たとえ他人だとしても、ずっと探していた人に再会したような錯覚に酔っているのだろう。なぜだか湊も嬉しくなった。
「湊、そろそろ時間やろ。行ってこいや」
「あ、ほんまや。行ってくるわ」
湊はカウンター裏で隆治から下準備した焼き鳥と秘伝のタレが入った容器を受け取った。
「それじゃ、ゆっくり楽しんでってください」
湊は夏夜に挨拶をすると慌ただしたく店の裏口へと走って消えた。何か用事があるのだろうか。夏夜は店内を回しても他に従業員は見当たらず、串を焼く隆治に訊ねた。
「この後はおひとりでお店を?」
「この店はあいつと俺のふたりでやってるから、どっちかが用事あったらひとりで回してるんやわ。小さい店やからなんとかなってる」
「結構繁盛してるように見えますけど、ふたりでやっていけるんですね。私なら手が足りなくて泣きそうです」
「やってみたら案外慣れてくるもんやで。なんやったらうちで働いてみるか?」
「機会があればぜひ」
給料がいいかはさておき、こういう個人経営のお店で働いてみるのも悪くないかもしれない。そんなことをふと考えみたが、実際ここで働くと大変すぎて続かなさそうだ。
「さっきの若い店員さん、焼き鳥持ってましたけど出張サービスでもやってるんですか?」
「ああ、違う違う。今日は友達にホームパーティーとやらに誘われとるらしいわ。ご馳走が出る分あいつは串を焼くって張り切っとった。招待してくれたんはうちの常連さんやから喜ぶやろ。まあ俺の串には敵わんけどな」
「職人のプライドですね」
「伊達に焼き鳥屋やっとらんわ」
そう言って笑う隆治だが、彼の経験はまだ三年ほどで老舗といえるものでもない。だが、この技術に必要なのは時間ではなく熱意だ。経験に加えてどれだけ自身の仕事に打ち込めるか、それがもっとも重要なこと。
「ホームパーティーか、いいですね」
「夏夜さんもまだ若いやろ。友達連れてきたらいくらでももてなすで?」
「そんなに若くないですよ。友達もほとんどいませんし」
隆治が振り返ると虚な瞳でこちらを見る夏夜と目が合った。少しまずいことを言ってしまったか。隆治は咳払いして言葉を続けた。

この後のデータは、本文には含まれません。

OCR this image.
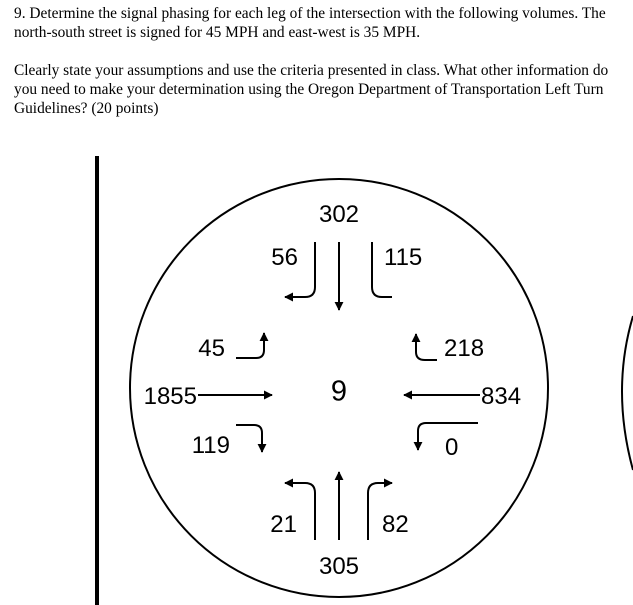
9. Determine the signal phasing for each leg of the intersection with the following volumes. The north-south street is signed for 45 MPH and east-west is 35 MPH.

Clearly state your assumptions and use the criteria presented in class. What other information do you need to make your determination using the Oregon Department of Transportation Left Turn Guidelines? (20 points)

9
302
56	115
21	82
305
45
1855
119
218
834
0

「ここでよかったらいつでも息抜きに来てくれでもええで。湊と友達感覚でな」
「はい、ありがとうございます」
隆治は焼き上がった串を皿に盛り付けてカウンターに載せた。寂しげな表情をしていた夏夜は串を見ると笑顔になり、ももを一本手に取った。
それを口に運ぶと「おいしい」とさらに笑みが溢れた。
夏夜にも何か事情がありそうだ。それでも、アッシュディーラーとして彼女に関わることだけはないと願いたい。
夏夜は香代に似ているが、香代とはまた違った魅力がある夏夜。これからも長くこの店に通ってくれることを密かに祈る隆治だった。